KONYA (İGFA) – Dünya Sağlık Örgütü’nün (WHO) verilerine göre her yıl dünyada 20 milyon; ülkemizde ise 235 bine yakın yeni kanser vakası görülüyor. Kanser, toplumda en fazla ölüme yol açan hastalık grupları içinde yer alıyor.
Kanseri oluşturan etkenlerin, çevresel faktörler ve kalıtsal nedenler olarak iki grup altında değerlendirilebileceğini söyleyen KTO Karatay Üniversitesi Sağlık Bilimleri Yüksekokul Müdürü Doç. Dr. Füsun Sunar; “Kanserden korunma, ancak ona neden olan faktörlerin ortaya konması ve bunlardan uzak bir yaşam ile mümkün olabilir. Çevresel nedenlerde sigara, yenilen yiyecekler, şişmanlık, hormonlar, virüsler, fiziksel ve kimyasal ajanlar gösterilebilir. Ayrıca kanser, kronik iltihabî olaylarda ve iyi huylu tümörlerin zemininde daha sık olarak gözlenmektedir” dedi.
Sunar, ailesel kanser olgularının ortaya konmasının, bunlara özgün moleküler genetik analizlerin yapılmasının ve tüm ailenin bu yönde uyarılmasının, kalıtsal tipte kanserlerden korunmada en önemli yaklaşım olduğunun altını çizdi.
“Kanseri oluşturan nedenlerin en başında yer alan sigara kullanımı, toplumumuz için en önemli sağlık problemlerinin başında gelmektedir. Akciğer kanserleri, erkeklerde en sık gözlenen kanser olup etiyolojide en önemli faktör sigaradır. Ülkemizde de yaygın olarak kullanılan sigaraya dair toplumsal düzeyde bir bilinç oluşturulması gerekiyor. Özellikle gençlerimizin sigara ve benzeri bağımlılık yapan maddelerden uzak tutulması geleceğimiz için oldukça hayati bir meseledir.
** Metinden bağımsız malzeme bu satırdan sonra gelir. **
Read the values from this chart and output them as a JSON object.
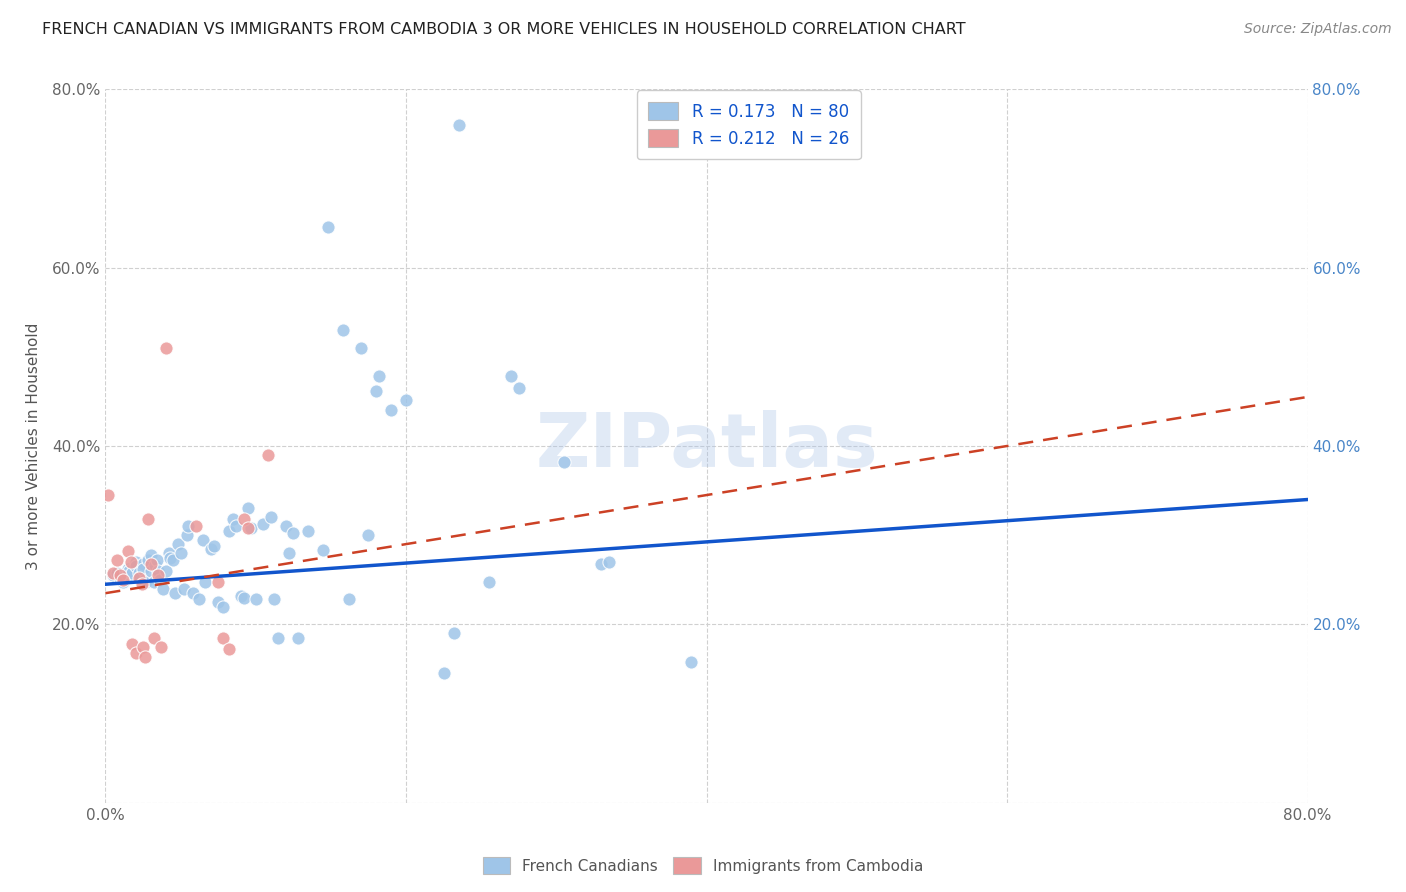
{
  "title": "FRENCH CANADIAN VS IMMIGRANTS FROM CAMBODIA 3 OR MORE VEHICLES IN HOUSEHOLD CORRELATION CHART",
  "source": "Source: ZipAtlas.com",
  "ylabel": "3 or more Vehicles in Household",
  "xlim": [
    0,
    0.8
  ],
  "ylim": [
    0,
    0.8
  ],
  "xtick_vals": [
    0.0,
    0.2,
    0.4,
    0.6,
    0.8
  ],
  "ytick_vals": [
    0.0,
    0.2,
    0.4,
    0.6,
    0.8
  ],
  "xticklabels": [
    "0.0%",
    "",
    "",
    "",
    "80.0%"
  ],
  "yticklabels": [
    "",
    "20.0%",
    "40.0%",
    "60.0%",
    "80.0%"
  ],
  "right_yticklabels": [
    "20.0%",
    "40.0%",
    "60.0%",
    "80.0%"
  ],
  "blue_color": "#9fc5e8",
  "pink_color": "#ea9999",
  "blue_line_color": "#1155cc",
  "pink_line_color": "#cc4125",
  "legend_R_blue": "0.173",
  "legend_N_blue": "80",
  "legend_R_pink": "0.212",
  "legend_N_pink": "26",
  "bottom_legend": [
    "French Canadians",
    "Immigrants from Cambodia"
  ],
  "watermark": "ZIPatlas",
  "blue_line_x0": 0.0,
  "blue_line_y0": 0.245,
  "blue_line_x1": 0.8,
  "blue_line_y1": 0.34,
  "pink_line_x0": 0.0,
  "pink_line_y0": 0.235,
  "pink_line_x1": 0.8,
  "pink_line_y1": 0.455,
  "blue_points": [
    [
      0.005,
      0.255
    ],
    [
      0.008,
      0.258
    ],
    [
      0.01,
      0.252
    ],
    [
      0.012,
      0.248
    ],
    [
      0.015,
      0.262
    ],
    [
      0.015,
      0.255
    ],
    [
      0.016,
      0.26
    ],
    [
      0.018,
      0.258
    ],
    [
      0.02,
      0.27
    ],
    [
      0.02,
      0.265
    ],
    [
      0.022,
      0.258
    ],
    [
      0.023,
      0.253
    ],
    [
      0.025,
      0.268
    ],
    [
      0.025,
      0.262
    ],
    [
      0.026,
      0.25
    ],
    [
      0.027,
      0.247
    ],
    [
      0.028,
      0.272
    ],
    [
      0.03,
      0.278
    ],
    [
      0.03,
      0.26
    ],
    [
      0.032,
      0.248
    ],
    [
      0.033,
      0.267
    ],
    [
      0.034,
      0.272
    ],
    [
      0.035,
      0.26
    ],
    [
      0.036,
      0.25
    ],
    [
      0.038,
      0.24
    ],
    [
      0.04,
      0.26
    ],
    [
      0.042,
      0.28
    ],
    [
      0.043,
      0.275
    ],
    [
      0.045,
      0.272
    ],
    [
      0.046,
      0.235
    ],
    [
      0.048,
      0.29
    ],
    [
      0.05,
      0.28
    ],
    [
      0.052,
      0.24
    ],
    [
      0.054,
      0.3
    ],
    [
      0.055,
      0.31
    ],
    [
      0.058,
      0.235
    ],
    [
      0.062,
      0.228
    ],
    [
      0.065,
      0.295
    ],
    [
      0.066,
      0.248
    ],
    [
      0.07,
      0.285
    ],
    [
      0.072,
      0.288
    ],
    [
      0.075,
      0.225
    ],
    [
      0.078,
      0.22
    ],
    [
      0.082,
      0.305
    ],
    [
      0.085,
      0.318
    ],
    [
      0.087,
      0.31
    ],
    [
      0.09,
      0.232
    ],
    [
      0.092,
      0.23
    ],
    [
      0.095,
      0.33
    ],
    [
      0.097,
      0.308
    ],
    [
      0.1,
      0.228
    ],
    [
      0.105,
      0.312
    ],
    [
      0.11,
      0.32
    ],
    [
      0.112,
      0.228
    ],
    [
      0.115,
      0.185
    ],
    [
      0.12,
      0.31
    ],
    [
      0.122,
      0.28
    ],
    [
      0.125,
      0.302
    ],
    [
      0.128,
      0.185
    ],
    [
      0.135,
      0.305
    ],
    [
      0.145,
      0.283
    ],
    [
      0.148,
      0.645
    ],
    [
      0.158,
      0.53
    ],
    [
      0.162,
      0.228
    ],
    [
      0.17,
      0.51
    ],
    [
      0.175,
      0.3
    ],
    [
      0.18,
      0.462
    ],
    [
      0.182,
      0.478
    ],
    [
      0.19,
      0.44
    ],
    [
      0.2,
      0.452
    ],
    [
      0.225,
      0.145
    ],
    [
      0.232,
      0.19
    ],
    [
      0.235,
      0.76
    ],
    [
      0.255,
      0.248
    ],
    [
      0.27,
      0.478
    ],
    [
      0.275,
      0.465
    ],
    [
      0.305,
      0.382
    ],
    [
      0.33,
      0.268
    ],
    [
      0.335,
      0.27
    ],
    [
      0.39,
      0.158
    ]
  ],
  "pink_points": [
    [
      0.005,
      0.258
    ],
    [
      0.008,
      0.272
    ],
    [
      0.01,
      0.255
    ],
    [
      0.012,
      0.25
    ],
    [
      0.015,
      0.282
    ],
    [
      0.017,
      0.27
    ],
    [
      0.018,
      0.178
    ],
    [
      0.02,
      0.168
    ],
    [
      0.022,
      0.252
    ],
    [
      0.024,
      0.245
    ],
    [
      0.025,
      0.175
    ],
    [
      0.026,
      0.163
    ],
    [
      0.028,
      0.318
    ],
    [
      0.03,
      0.268
    ],
    [
      0.032,
      0.185
    ],
    [
      0.035,
      0.255
    ],
    [
      0.037,
      0.175
    ],
    [
      0.04,
      0.51
    ],
    [
      0.06,
      0.31
    ],
    [
      0.075,
      0.248
    ],
    [
      0.078,
      0.185
    ],
    [
      0.082,
      0.172
    ],
    [
      0.092,
      0.318
    ],
    [
      0.095,
      0.308
    ],
    [
      0.002,
      0.345
    ],
    [
      0.108,
      0.39
    ]
  ],
  "grid_color": "#d0d0d0",
  "background_color": "#ffffff",
  "title_color": "#222222",
  "right_tick_color": "#4a86c8",
  "left_tick_color": "#777777"
}
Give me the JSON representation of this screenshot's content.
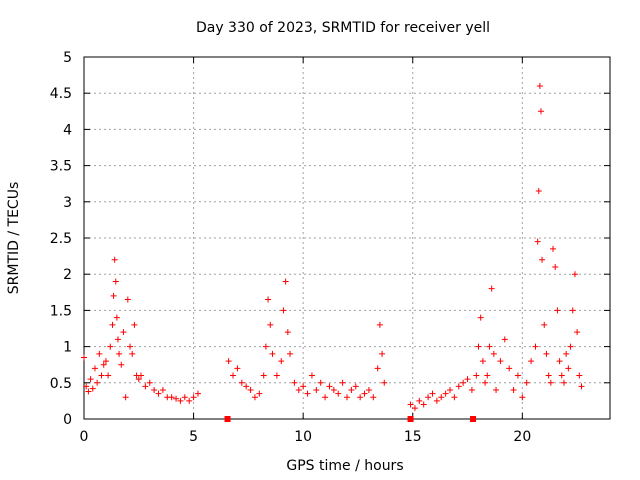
{
  "chart_data": {
    "type": "scatter",
    "title": "Day 330 of 2023, SRMTID for receiver yell",
    "xlabel": "GPS time / hours",
    "ylabel": "SRMTID / TECUs",
    "xlim": [
      0,
      24
    ],
    "ylim": [
      0,
      5
    ],
    "x_ticks": [
      0,
      5,
      10,
      15,
      20
    ],
    "x_tick_labels": [
      "0",
      "5",
      "10",
      "15",
      "20"
    ],
    "y_ticks": [
      0,
      0.5,
      1,
      1.5,
      2,
      2.5,
      3,
      3.5,
      4,
      4.5,
      5
    ],
    "y_tick_labels": [
      "0",
      "0.5",
      "1",
      "1.5",
      "2",
      "2.5",
      "3",
      "3.5",
      "4",
      "4.5",
      "5"
    ],
    "grid": true,
    "marker": "plus",
    "color": "#ff0000",
    "gap_markers": [
      6.55,
      14.9,
      17.75
    ],
    "series": [
      {
        "name": "SRMTID",
        "x": [
          0.0,
          0.1,
          0.2,
          0.3,
          0.4,
          0.5,
          0.6,
          0.7,
          0.8,
          0.9,
          1.0,
          1.1,
          1.2,
          1.3,
          1.35,
          1.4,
          1.45,
          1.5,
          1.55,
          1.6,
          1.7,
          1.8,
          1.9,
          2.0,
          2.1,
          2.2,
          2.3,
          2.4,
          2.5,
          2.6,
          2.8,
          3.0,
          3.2,
          3.4,
          3.6,
          3.8,
          4.0,
          4.2,
          4.4,
          4.6,
          4.8,
          5.0,
          5.2,
          6.6,
          6.8,
          7.0,
          7.2,
          7.4,
          7.6,
          7.8,
          8.0,
          8.2,
          8.3,
          8.4,
          8.5,
          8.6,
          8.8,
          9.0,
          9.1,
          9.2,
          9.3,
          9.4,
          9.6,
          9.8,
          10.0,
          10.2,
          10.4,
          10.6,
          10.8,
          11.0,
          11.2,
          11.4,
          11.6,
          11.8,
          12.0,
          12.2,
          12.4,
          12.6,
          12.8,
          13.0,
          13.2,
          13.4,
          13.5,
          13.6,
          13.7,
          14.9,
          15.1,
          15.3,
          15.5,
          15.7,
          15.9,
          16.1,
          16.3,
          16.5,
          16.7,
          16.9,
          17.1,
          17.3,
          17.5,
          17.7,
          17.9,
          18.0,
          18.1,
          18.2,
          18.3,
          18.4,
          18.5,
          18.6,
          18.7,
          18.8,
          19.0,
          19.2,
          19.4,
          19.6,
          19.8,
          20.0,
          20.2,
          20.4,
          20.6,
          20.7,
          20.75,
          20.8,
          20.85,
          20.9,
          21.0,
          21.1,
          21.2,
          21.3,
          21.4,
          21.5,
          21.6,
          21.7,
          21.8,
          21.9,
          22.0,
          22.1,
          22.2,
          22.3,
          22.4,
          22.5,
          22.6,
          22.7
        ],
        "y": [
          0.85,
          0.45,
          0.38,
          0.55,
          0.42,
          0.7,
          0.5,
          0.9,
          0.6,
          0.75,
          0.8,
          0.6,
          1.0,
          1.3,
          1.7,
          2.2,
          1.9,
          1.4,
          1.1,
          0.9,
          0.75,
          1.2,
          0.3,
          1.65,
          1.0,
          0.9,
          1.3,
          0.6,
          0.55,
          0.6,
          0.45,
          0.5,
          0.4,
          0.35,
          0.4,
          0.3,
          0.3,
          0.28,
          0.25,
          0.3,
          0.25,
          0.3,
          0.35,
          0.8,
          0.6,
          0.7,
          0.5,
          0.45,
          0.4,
          0.3,
          0.35,
          0.6,
          1.0,
          1.65,
          1.3,
          0.9,
          0.6,
          0.8,
          1.5,
          1.9,
          1.2,
          0.9,
          0.5,
          0.4,
          0.45,
          0.35,
          0.6,
          0.4,
          0.5,
          0.3,
          0.45,
          0.4,
          0.35,
          0.5,
          0.3,
          0.4,
          0.45,
          0.3,
          0.35,
          0.4,
          0.3,
          0.7,
          1.3,
          0.9,
          0.5,
          0.2,
          0.15,
          0.25,
          0.2,
          0.3,
          0.35,
          0.25,
          0.3,
          0.35,
          0.4,
          0.3,
          0.45,
          0.5,
          0.55,
          0.4,
          0.6,
          1.0,
          1.4,
          0.8,
          0.5,
          0.6,
          1.0,
          1.8,
          0.9,
          0.4,
          0.8,
          1.1,
          0.7,
          0.4,
          0.6,
          0.3,
          0.5,
          0.8,
          1.0,
          2.45,
          3.15,
          4.6,
          4.25,
          2.2,
          1.3,
          0.9,
          0.6,
          0.5,
          2.35,
          2.1,
          1.5,
          0.8,
          0.6,
          0.5,
          0.9,
          0.7,
          1.0,
          1.5,
          2.0,
          1.2,
          0.6,
          0.45
        ]
      }
    ]
  }
}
Gelişmiş ülkelerde sigara karşıtı propagandalar etkisini göstermekte, gençlerin sigara kullanımı gittikçe azalmaktadır. Ancak, gelişmekte olan ülkelerde sigara kullanımı maalesef azalmamakta, aksine özellikle gençlerde artmaktadır” ifadelerine yer verdi.
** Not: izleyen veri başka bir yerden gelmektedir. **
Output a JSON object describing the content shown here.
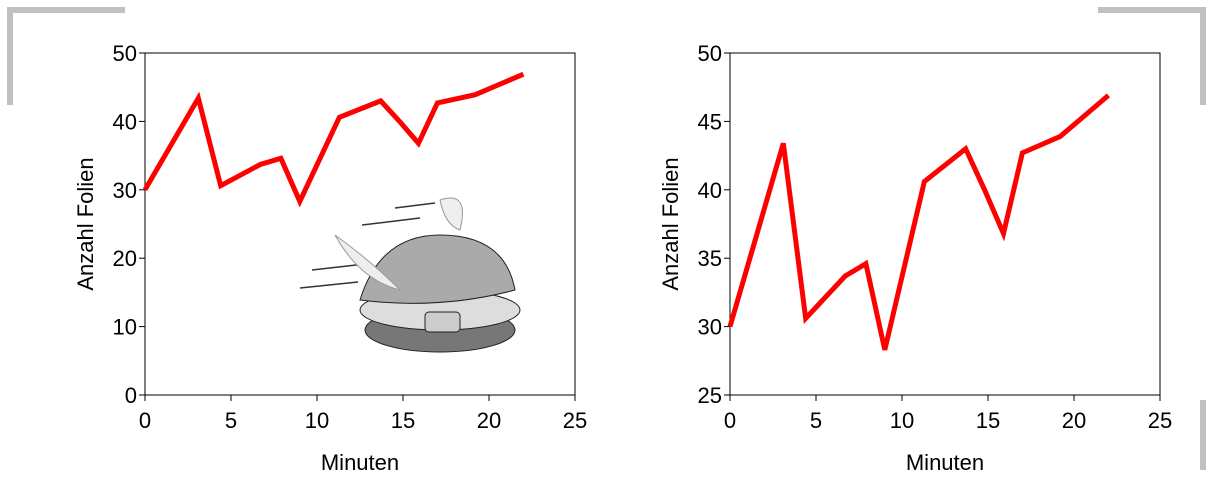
{
  "chart_data": [
    {
      "type": "line",
      "x_label": "Minuten",
      "y_label": "Anzahl Folien",
      "series": [
        {
          "color": "#ff0000",
          "x": [
            0,
            3.1,
            4.4,
            6.7,
            7.9,
            9.0,
            11.3,
            13.7,
            14.8,
            15.9,
            17.0,
            19.2,
            22.0
          ],
          "values": [
            30.0,
            43.4,
            30.6,
            33.7,
            34.6,
            28.3,
            40.6,
            43.0,
            40.0,
            36.8,
            42.7,
            43.9,
            46.9
          ]
        }
      ],
      "xlim": [
        0,
        25
      ],
      "xticks": [
        0,
        5,
        10,
        15,
        20,
        25
      ],
      "ylim": [
        0,
        50
      ],
      "yticks": [
        0,
        10,
        20,
        30,
        40,
        50
      ]
    },
    {
      "type": "line",
      "x_label": "Minuten",
      "y_label": "Anzahl Folien",
      "series": [
        {
          "color": "#ff0000",
          "x": [
            0,
            3.1,
            4.4,
            6.7,
            7.9,
            9.0,
            11.3,
            13.7,
            14.8,
            15.9,
            17.0,
            19.2,
            22.0
          ],
          "values": [
            30.0,
            43.4,
            30.6,
            33.7,
            34.6,
            28.3,
            40.6,
            43.0,
            40.0,
            36.8,
            42.7,
            43.9,
            46.9
          ]
        }
      ],
      "xlim": [
        0,
        25
      ],
      "xticks": [
        0,
        5,
        10,
        15,
        20,
        25
      ],
      "ylim": [
        25,
        50
      ],
      "yticks": [
        25,
        30,
        35,
        40,
        45,
        50
      ]
    }
  ]
}
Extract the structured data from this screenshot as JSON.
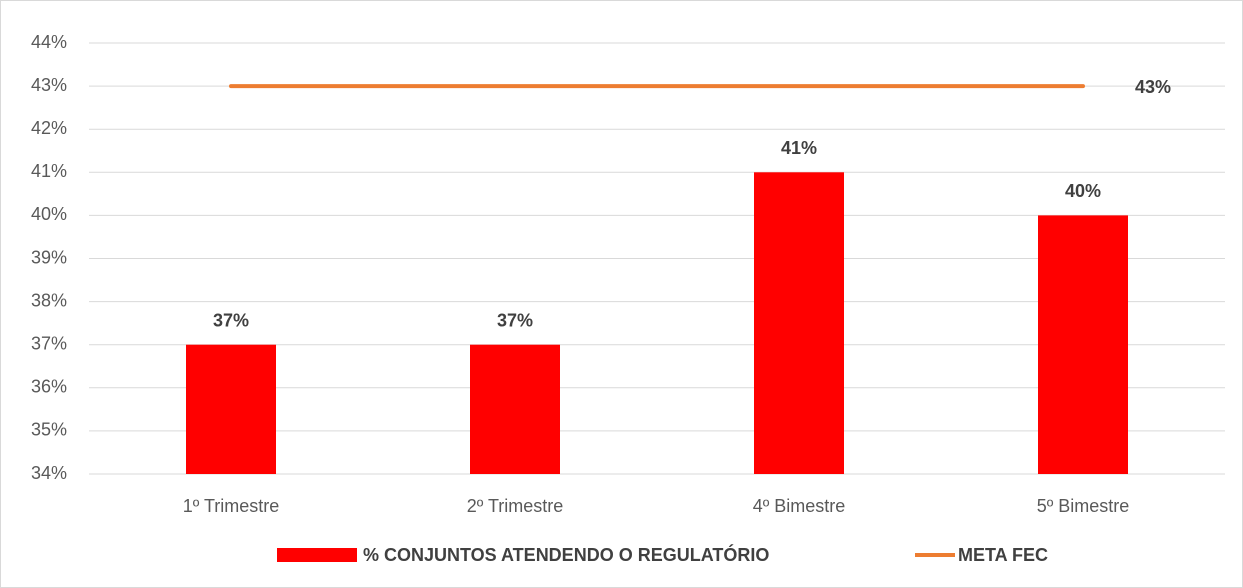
{
  "chart_data": {
    "type": "bar",
    "categories": [
      "1º Trimestre",
      "2º Trimestre",
      "4º Bimestre",
      "5º Bimestre"
    ],
    "series": [
      {
        "name": "% CONJUNTOS ATENDENDO O REGULATÓRIO",
        "type": "bar",
        "color": "#ff0000",
        "values": [
          37,
          37,
          41,
          40
        ],
        "value_labels": [
          "37%",
          "37%",
          "41%",
          "40%"
        ]
      },
      {
        "name": "META FEC",
        "type": "line",
        "color": "#ed7d31",
        "values": [
          43,
          43,
          43,
          43
        ],
        "value_labels": [
          null,
          null,
          null,
          "43%"
        ]
      }
    ],
    "ylim": [
      34,
      44
    ],
    "yticks": [
      {
        "value": 34,
        "label": "34%"
      },
      {
        "value": 35,
        "label": "35%"
      },
      {
        "value": 36,
        "label": "36%"
      },
      {
        "value": 37,
        "label": "37%"
      },
      {
        "value": 38,
        "label": "38%"
      },
      {
        "value": 39,
        "label": "39%"
      },
      {
        "value": 40,
        "label": "40%"
      },
      {
        "value": 41,
        "label": "41%"
      },
      {
        "value": 42,
        "label": "42%"
      },
      {
        "value": 43,
        "label": "43%"
      },
      {
        "value": 44,
        "label": "44%"
      }
    ],
    "grid": true,
    "legend": "bottom"
  }
}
“YANLIŞ BESLENME VE HAREKETSİZLİK KANSERİ TETİKLİYOR”
Yenilen gıdalar, gıdalara konulan katkı maddeleri, tatlandırıcılar, yiyecekleri renklendiren kimyasal maddeler, yiyeceklerin pişirilme şekilleri dahil birçok faktörün, kanseri oluşturan nedenler arasında sayıldığını belirten Sunar; “Aşırı alkol tüketiminin ağız, gırtlak ve yemek borusu kanserlerini arttırdığı bilinmektedir. Çağımızın en önemli problemlerinden biri olan aşırı şişmanlık -obezite- ve yanlış beslenme, farklı türden kanserlere doğrudan veya dolaylı yollardan neden olabilmektedir” şeklinde konuştu.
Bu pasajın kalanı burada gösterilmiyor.